I don't have any stats but I have been thinking on this past several months, look at S&P500 Sectors, find all the sectors that 4 of the last 5 years they were either at the bottom or one step from the bottom, as these sectors seem to right after become either at highest or one step from highest returns for year. Make like 10 steps based on returns/losses. It is sort of like "Dogs of the Dow" except I am seeing that if 4 of 5 years on the floor, CEO's get canned and employees get layed off and whatever product starts being sold. But I would wait for basing then could buy at bottoms where risk is lowest, and can hedge and also sell calls while waiting for it to start going up, help offset losses on the Long Puts.
Is that your argument? You know about insurance because you are a director of a vague Hamilton based firm instead of actually backing up what you say RE: buffet's tax schemes and insurance investment process.
typically the longer the quant view the bigger the degree of error. that is why it is so much easier to predict with great accuracy short term movement.
True, but errors compound faster the shorter your trades, and leverage is more commonly used in short term trading. So precision has to be greater. Also the very short trading intervals cannot accommodate very much volume so your trading timeframe must evolve as your trading capital grows.

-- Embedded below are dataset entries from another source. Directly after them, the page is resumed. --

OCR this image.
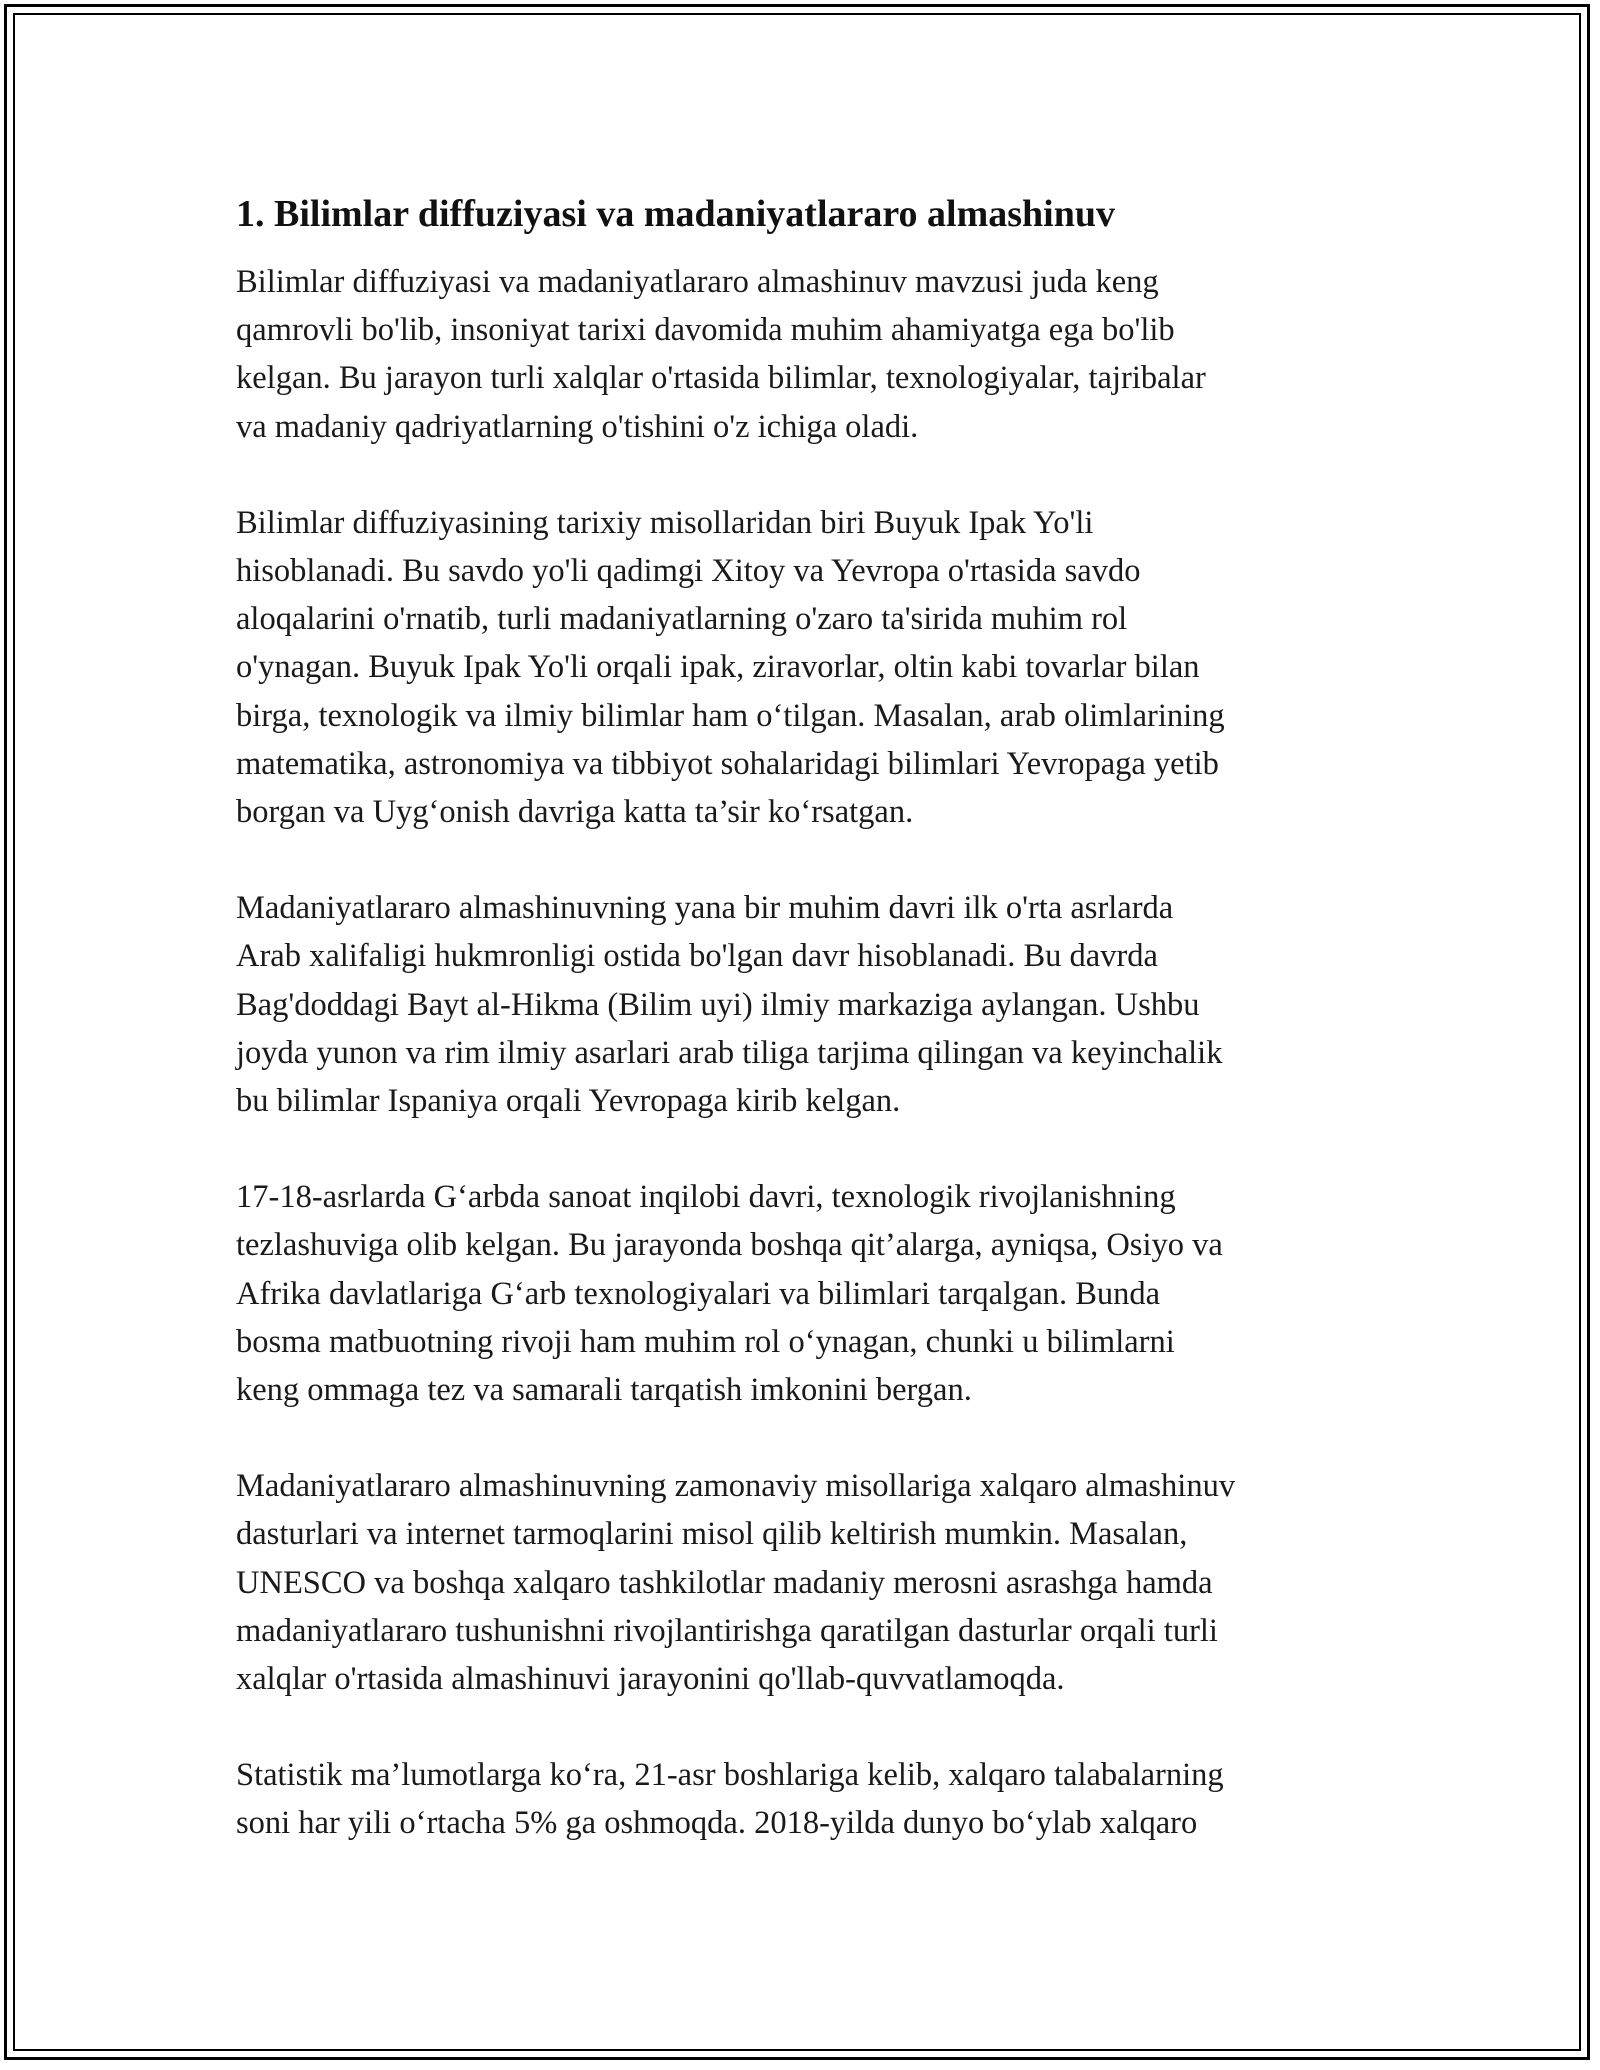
1. Bilimlar diffuziyasi va madaniyatlararo almashinuv

Bilimlar diffuziyasi va madaniyatlararo almashinuv mavzusi juda keng
qamrovli bo'lib, insoniyat tarixi davomida muhim ahamiyatga ega bo'lib
kelgan. Bu jarayon turli xalqlar o'rtasida bilimlar, texnologiyalar, tajribalar
va madaniy qadriyatlarning o'tishini o'z ichiga oladi.

Bilimlar diffuziyasining tarixiy misollaridan biri Buyuk Ipak Yo'li
hisoblanadi. Bu savdo yo'li qadimgi Xitoy va Yevropa o'rtasida savdo
aloqalarini o'rnatib, turli madaniyatlarning o'zaro ta'sirida muhim rol
o'ynagan. Buyuk Ipak Yo'li orqali ipak, ziravorlar, oltin kabi tovarlar bilan
birga, texnologik va ilmiy bilimlar ham o‘tilgan. Masalan, arab olimlarining
matematika, astronomiya va tibbiyot sohalaridagi bilimlari Yevropaga yetib
borgan va Uyg‘onish davriga katta ta’sir ko‘rsatgan.

Madaniyatlararo almashinuvning yana bir muhim davri ilk o'rta asrlarda
Arab xalifaligi hukmronligi ostida bo'lgan davr hisoblanadi. Bu davrda
Bag'doddagi Bayt al-Hikma (Bilim uyi) ilmiy markaziga aylangan. Ushbu
joyda yunon va rim ilmiy asarlari arab tiliga tarjima qilingan va keyinchalik
bu bilimlar Ispaniya orqali Yevropaga kirib kelgan.

17-18-asrlarda G‘arbda sanoat inqilobi davri, texnologik rivojlanishning
tezlashuviga olib kelgan. Bu jarayonda boshqa qit’alarga, ayniqsa, Osiyo va
Afrika davlatlariga G‘arb texnologiyalari va bilimlari tarqalgan. Bunda
bosma matbuotning rivoji ham muhim rol o‘ynagan, chunki u bilimlarni
keng ommaga tez va samarali tarqatish imkonini bergan.

Madaniyatlararo almashinuvning zamonaviy misollariga xalqaro almashinuv
dasturlari va internet tarmoqlarini misol qilib keltirish mumkin. Masalan,
UNESCO va boshqa xalqaro tashkilotlar madaniy merosni asrashga hamda
madaniyatlararo tushunishni rivojlantirishga qaratilgan dasturlar orqali turli
xalqlar o'rtasida almashinuvi jarayonini qo'llab-quvvatlamoqda.

Statistik ma’lumotlarga ko‘ra, 21-asr boshlariga kelib, xalqaro talabalarning
soni har yili o‘rtacha 5% ga oshmoqda. 2018-yilda dunyo bo‘ylab xalqaro
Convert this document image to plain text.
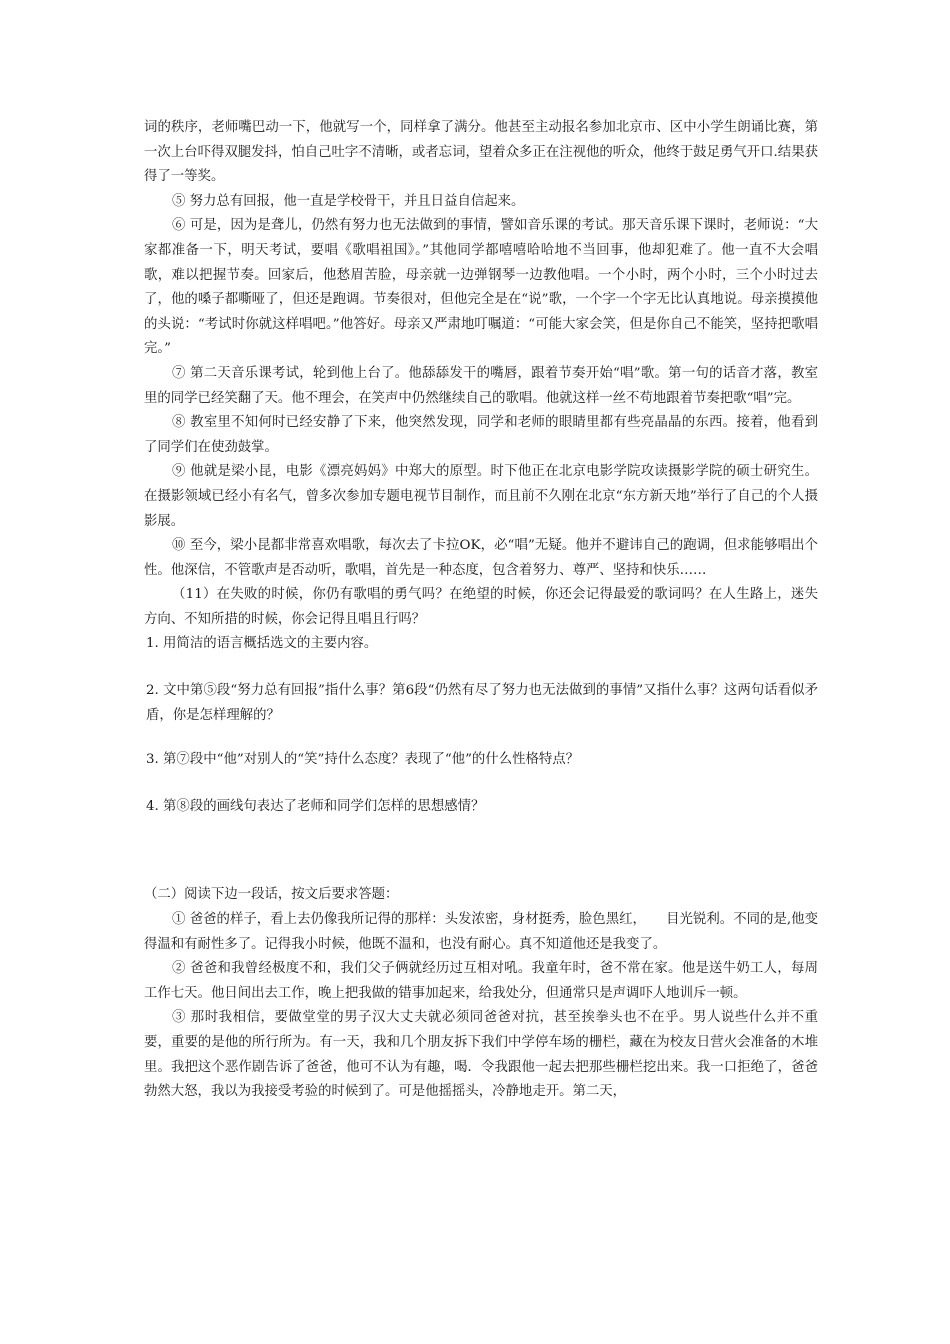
词的秩序，老师嘴巴动一下，他就写一个，同样拿了满分。他甚至主动报名参加北京市、区中小学生朗诵比赛，第一次上台吓得双腿发抖，怕自己吐字不清晰，或者忘词，望着众多正在注视他的听众，他终于鼓足勇气开口.结果获得了一等奖。

⑤ 努力总有回报，他一直是学校骨干，并且日益自信起来。

⑥ 可是，因为是聋儿，仍然有努力也无法做到的事情，譬如音乐课的考试。那天音乐课下课时，老师说：“大家都准备一下，明天考试，要唱《歌唱祖国》。”其他同学都嘻嘻哈哈地不当回事，他却犯难了。他一直不大会唱歌，难以把握节奏。回家后，他愁眉苦脸，母亲就一边弹钢琴一边教他唱。一个小时，两个小时，三个小时过去了，他的嗓子都嘶哑了，但还是跑调。节奏很对，但他完全是在“说”歌，一个字一个字无比认真地说。母亲摸摸他的头说：“考试时你就这样唱吧。”他答好。母亲又严肃地叮嘱道：“可能大家会笑，但是你自己不能笑，坚持把歌唱完。”

⑦ 第二天音乐课考试，轮到他上台了。他舔舔发干的嘴唇，跟着节奏开始“唱”歌。第一句的话音才落，教室里的同学已经笑翻了天。他不理会，在笑声中仍然继续自己的歌唱。他就这样一丝不苟地跟着节奏把歌“唱”完。

⑧ 教室里不知何时已经安静了下来，他突然发现，同学和老师的眼睛里都有些亮晶晶的东西。接着，他看到了同学们在使劲鼓掌。

⑨ 他就是梁小昆，电影《漂亮妈妈》中郑大的原型。时下他正在北京电影学院攻读摄影学院的硕士研究生。在摄影领域已经小有名气，曾多次参加专题电视节目制作，而且前不久刚在北京“东方新天地”举行了自己的个人摄影展。

⑩ 至今，梁小昆都非常喜欢唱歌，每次去了卡拉OK，必“唱”无疑。他并不避讳自己的跑调，但求能够唱出个性。他深信，不管歌声是否动听，歌唱，首先是一种态度，包含着努力、尊严、坚持和快乐……

（11）在失败的时候，你仍有歌唱的勇气吗？在绝望的时候，你还会记得最爱的歌词吗？在人生路上，迷失方向、不知所措的时候，你会记得且唱且行吗？

1. 用简洁的语言概括选文的主要内容。

2. 文中第⑤段“努力总有回报”指什么事？第6段“仍然有尽了努力也无法做到的事情”又指什么事？这两句话看似矛盾，你是怎样理解的？

3. 第⑦段中“他”对别人的“笑”持什么态度？表现了“他”的什么性格特点？

4. 第⑧段的画线句表达了老师和同学们怎样的思想感情？

（二）阅读下边一段话，按文后要求答题：

① 爸爸的样子，看上去仍像我所记得的那样：头发浓密，身材挺秀，脸色黑红，　　目光锐利。不同的是,他变得温和有耐性多了。记得我小时候，他既不温和，也没有耐心。真不知道他还是我变了。

② 爸爸和我曾经极度不和，我们父子俩就经历过互相对吼。我童年时，爸不常在家。他是送牛奶工人，每周工作七天。他日间出去工作，晚上把我做的错事加起来，给我处分，但通常只是声调吓人地训斥一顿。

③ 那时我相信，要做堂堂的男子汉大丈夫就必须同爸爸对抗，甚至挨拳头也不在乎。男人说些什么并不重要，重要的是他的所行所为。有一天，我和几个朋友拆下我们中学停车场的栅栏，藏在为校友日营火会准备的木堆里。我把这个恶作剧告诉了爸爸，他可不认为有趣，喝．令我跟他一起去把那些栅栏挖出来。我一口拒绝了，爸爸勃然大怒，我以为我接受考验的时候到了。可是他摇摇头，冷静地走开。第二天，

My 'argument' is: I'm actually involved in the insurance business at a high level, whereas I have no idea about your bona fides.
On an anonymous forum you are using your anonymous resume as credibility. My statement came from the book: "warren buffet: American capitalist" by lowenstein. He discusses how warren got insurance companies so cheap.
It's real and verifiable by a journalist who is known for writing with good research unlike your snufagopolis credentials.